Norwegian is the most fuel-efficient airline on transatlantic routes and British Airways is the worst

A new white paper report from The International Council on Clean Transportation analysing the fuel efficiency of the 20 leading airlines on routes between Europe and the United States during 2017 has been released today.

According to the study, the long-haul low-cost airline Norwegian was the most-fuel efficient carrier across the Atlantic on sample routes from New York to London, Los Angeles to London and New York to Paris. In fact, on the New York to London route, Norwegian’s competition including Virgin Atlantic, American, Delta, United and British Airways burned 33% to 78% more fuel per passenger-km. The results show that British Airways, which ranked last in the results, burned a staggering 63% more fuel per passenger kilometre than Norwegian, a marked increase since the last assessment in 2014. Additionally, Norwegian has reduced its per passenger emissions by 30% since 2008, thanks to its investment in new aircraft.

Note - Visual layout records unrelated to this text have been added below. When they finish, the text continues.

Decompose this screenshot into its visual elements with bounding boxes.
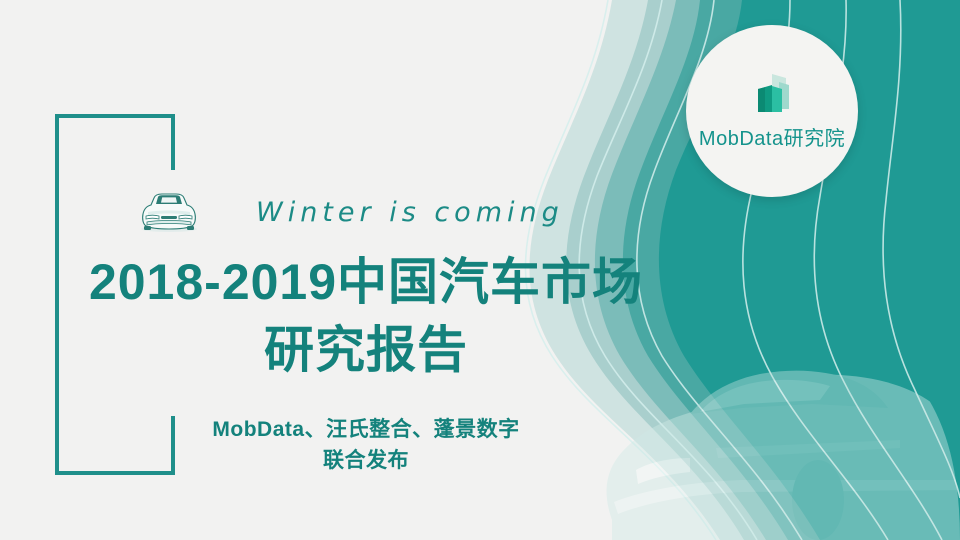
- car-front-icon: [138, 190, 200, 234]
- subtitle-line-1: MobData、汪氏整合、蓬景数字: [56, 414, 676, 445]
- logo-wordmark: MobData研究院: [699, 122, 845, 151]
- title-line-1: 2018-2019中国汽车市场: [56, 248, 676, 316]
- logo-badge: MobData研究院: [686, 25, 858, 197]
- subtitle: MobData、汪氏整合、蓬景数字 联合发布: [56, 414, 676, 476]
- presentation-cover-slide: Winter is coming 2018-2019中国汽车市场 研究报告 Mo…: [0, 0, 960, 540]
- subtitle-line-2: 联合发布: [56, 445, 676, 476]
- mobdata-building-mark-icon: [746, 72, 798, 118]
- tagline-row: Winter is coming: [138, 186, 564, 238]
- tagline-text: Winter is coming: [256, 197, 564, 228]
- page-title: 2018-2019中国汽车市场 研究报告: [56, 248, 676, 384]
- title-line-2: 研究报告: [56, 316, 676, 384]
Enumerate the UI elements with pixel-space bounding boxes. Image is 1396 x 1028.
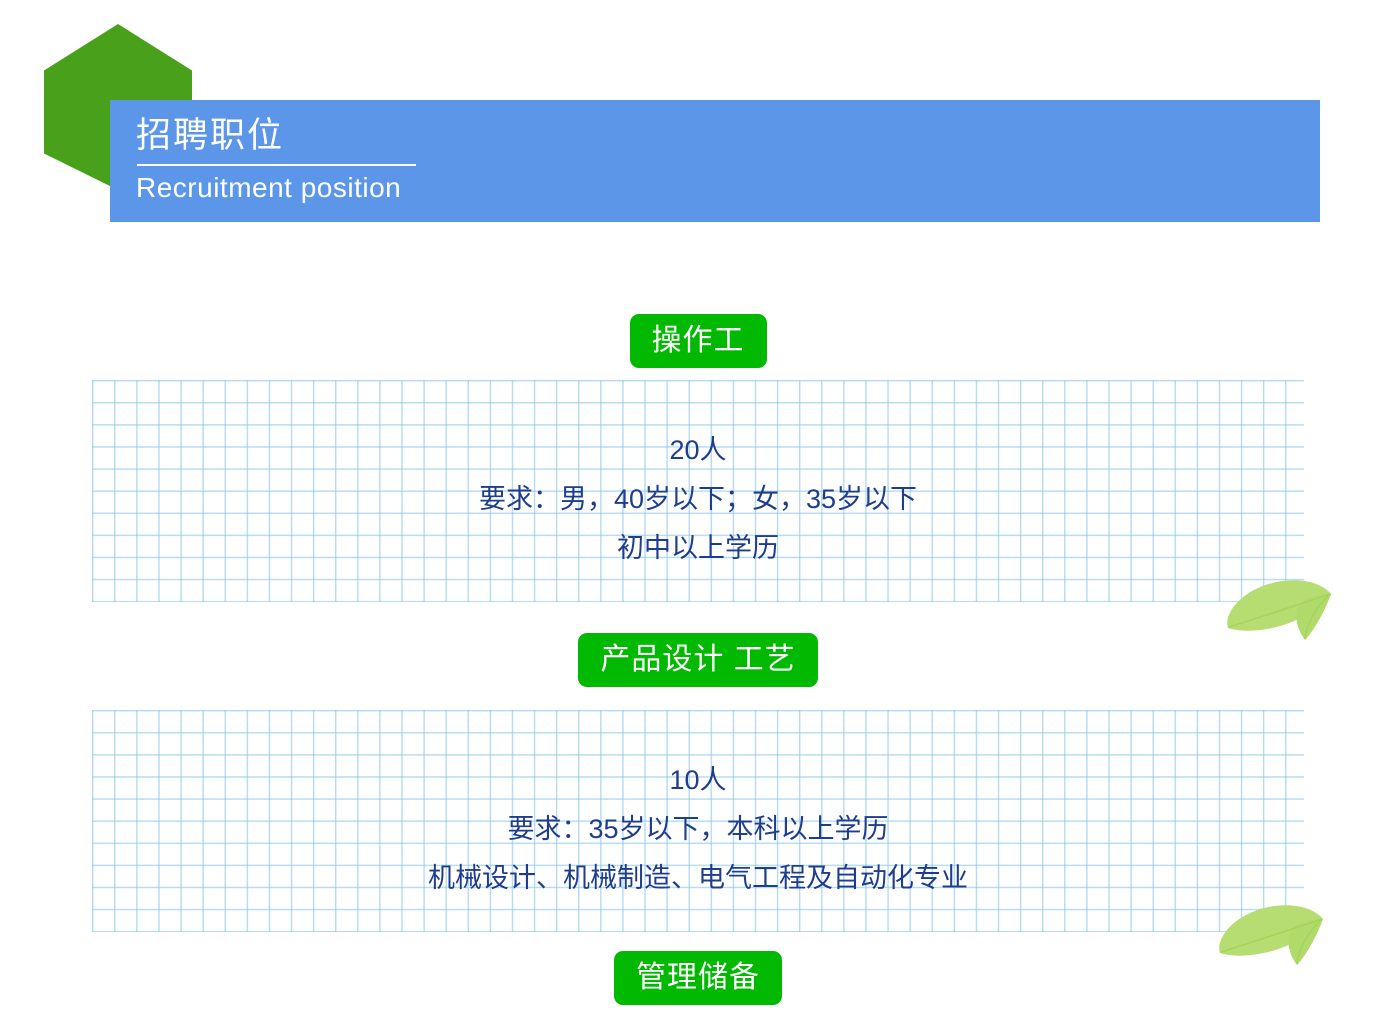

The report also showed Norwegian, on average, achieved 44 passenger kilometres (pax-km/L), which is 33% higher than the industry average - soaring past 19 of its competitors. Norwegian, flies one of the youngest fleets in the world, comprised of Boeing 787 Dreamliners, 737-800s and 737-MAXs.

Read on for more details including the reports airline comparisons.



“The most important thing that an airline can do for the environment is to invest in newer aircraft which use the latest technology to be as fuel efficient as possible. Our strategy to have a modern fleet is paying dividends not only for our business and customers, but also our planet. This recognition from ICCT is truly the highest form of industry praise and is validation that we’re moving in the right direction with more environmentally friendly planes. For customers, this offers yet another reason to fly with us, to help reduce their carbon footprint.” said Bjørn Kjos, CEO of Norwegian.

“One of the biggest changes in the transatlantic market between 2014 and 2017 was an increase in operations from European low-cost carriers and the further utilisation of newer, fuel-efficient aircraft,” said ICCT’s Brandon Graver, lead author of the study.


The ICCT chart on the airline comparisons on average fuel economy. 

British Airways says that they are the leading premier airline across the Atlantic, that they have the greatest number of business and first class seats on its aircraft, which is why they seem less fuel efficient when compared to other airlines. The airline also claims it will have 100 newer more fuel-efficient aircraft joining its fleet during the next ten years, “We are investing heavily in modern, fuel-efficient aircraft, including the 787 and A350,  We are well on course to deliver a 25 % improvement in carbon emissions reduction by 2025.”

Our chief aviation correspondent Jason Shaw says it is not surprising Norwegian is leading the way, "Norwegian has a high load-factor on transatlantic flights, it also operates a fleet of some of the youngest and therefore the most fuel-efficient aircraft of any airline in the world.  The average ages of its planes is just a little less than 3.7 years old.".

The most fuel-efficient aircraft on the transatlantic routes measured by the ICCT white paper report was the Airbus A350-900, followed by Boeing's 787-9 Dreamliner.  Full details of the report can be found here

The International Council on Clean Transportation is an independent nonprofit organisation founded to provide first-rate, unbiased research and technical and scientific analysis to environmental regulators. Its mission is to improve the environmental performance and energy efficiency of road, marine, and air transportation, to benefit public health and mitigate climate change.